Cosmo Girl Couric's America
"We" little problems.
By Jonah Goldberg
In a recent speech at the National Press Club, Katie Couric expressed somber disapproval of the jingoistic excesses after 9/11. Among the things that vexed her: “The whole culture of wearing flags on our lapel and saying ‘we’ when referring to the United States.” From what I can tell, nobody among the journalistic swells bothered to ask, “Who isn’t ‘we,’ Kemo Sabe?”
I don’t want to revisit those supposedly Orwellian flag pins, which sat so heavily on so many journalistic lapels. But it’s worth recalling that during World War II, civilian correspondent Walter Cronkite — whose anchor job Couric now holds — gladly wore a uniform, not just a pin, and subjected himself to military censors. He also used, I’m sure, the word “we” when referring to Americans.
To be clear, I have no interest in questioning Couric’s patriotism. Rather, I’m interested in questioning her definition of it.
I’ve come around to the view that the culture war can best be understood as a conflict between two different kinds of patriotism. On the one hand, there are people who believe being an American is all about dissent and change, that the American idea is inseparable from “progress.” America is certainly an idea, but it is not merely an idea. It is also a nation with a culture as real as France’s or Mexico’s. That’s where the other patriots come in; they think patriotism is about preserving Americanness.
Yet the strangest and most ironic aspect of our national culture is that we have an aversion to talking about a national culture. Samuel Huntington, one of the country’s premier social scientists, has become something of a pariah for constantly reminding people (in books such as The Clash of Civilizations and Who Are We?) that America is a nation, not just a government and a bunch of interest groups.
Many liberals hear talk of national culture and shout “Nativist!” first and ask questions later, if at all. They believe it is a sign of their patriotism that they hold fast to the idea that we are a “nation of immigrants” — forgetting that we are also a nation of immigrants who became Americans.

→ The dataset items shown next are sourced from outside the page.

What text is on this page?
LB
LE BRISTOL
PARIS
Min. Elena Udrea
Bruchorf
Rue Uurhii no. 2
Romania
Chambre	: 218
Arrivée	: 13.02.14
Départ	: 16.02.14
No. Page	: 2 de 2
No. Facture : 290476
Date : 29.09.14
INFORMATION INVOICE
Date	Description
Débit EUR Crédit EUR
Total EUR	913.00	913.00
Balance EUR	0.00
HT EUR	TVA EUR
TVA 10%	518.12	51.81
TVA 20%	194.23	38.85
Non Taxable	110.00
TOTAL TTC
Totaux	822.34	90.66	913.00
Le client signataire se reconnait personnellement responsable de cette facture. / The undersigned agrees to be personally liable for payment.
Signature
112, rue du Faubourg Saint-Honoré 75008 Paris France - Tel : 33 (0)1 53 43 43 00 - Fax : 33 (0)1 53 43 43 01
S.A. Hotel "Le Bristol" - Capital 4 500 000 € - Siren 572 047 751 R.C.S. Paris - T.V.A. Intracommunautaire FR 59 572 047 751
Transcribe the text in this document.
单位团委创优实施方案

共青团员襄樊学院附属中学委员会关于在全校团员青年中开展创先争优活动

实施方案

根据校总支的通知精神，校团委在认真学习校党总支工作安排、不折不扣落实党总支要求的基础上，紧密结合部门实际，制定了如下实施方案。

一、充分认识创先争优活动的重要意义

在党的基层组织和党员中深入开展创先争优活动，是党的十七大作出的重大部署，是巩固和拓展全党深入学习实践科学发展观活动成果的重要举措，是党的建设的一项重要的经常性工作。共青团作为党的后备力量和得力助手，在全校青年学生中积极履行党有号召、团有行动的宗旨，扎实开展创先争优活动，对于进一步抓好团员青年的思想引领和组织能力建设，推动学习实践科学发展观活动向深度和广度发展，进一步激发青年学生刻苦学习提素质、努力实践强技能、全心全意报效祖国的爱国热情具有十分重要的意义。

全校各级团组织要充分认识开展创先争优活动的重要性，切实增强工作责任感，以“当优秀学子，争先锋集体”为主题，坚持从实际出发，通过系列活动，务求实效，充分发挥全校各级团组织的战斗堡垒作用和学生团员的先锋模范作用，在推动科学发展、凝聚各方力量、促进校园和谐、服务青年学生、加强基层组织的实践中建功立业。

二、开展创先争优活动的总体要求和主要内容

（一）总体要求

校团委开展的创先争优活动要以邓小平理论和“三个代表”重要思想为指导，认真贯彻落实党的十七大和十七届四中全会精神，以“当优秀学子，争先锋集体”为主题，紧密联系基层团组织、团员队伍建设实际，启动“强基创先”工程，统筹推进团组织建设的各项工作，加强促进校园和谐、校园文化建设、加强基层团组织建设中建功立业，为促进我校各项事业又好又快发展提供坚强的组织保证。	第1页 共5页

As the host of The Today Show in 2003, Couric said of the lost crew members of the space shuttle Columbia: “They were an airborne United Nations — men, women, an African-American, an Indian woman, an Israeli. ...” As my colleague Mark Steyn noted, they weren’t an airborne U.N., they were an airborne America. The “Indian woman” came to America in the 1980s, and, in about a decade’s time, she was an astronaut. “There’s no other country on Earth where you can do that,” Steyn rightly noted.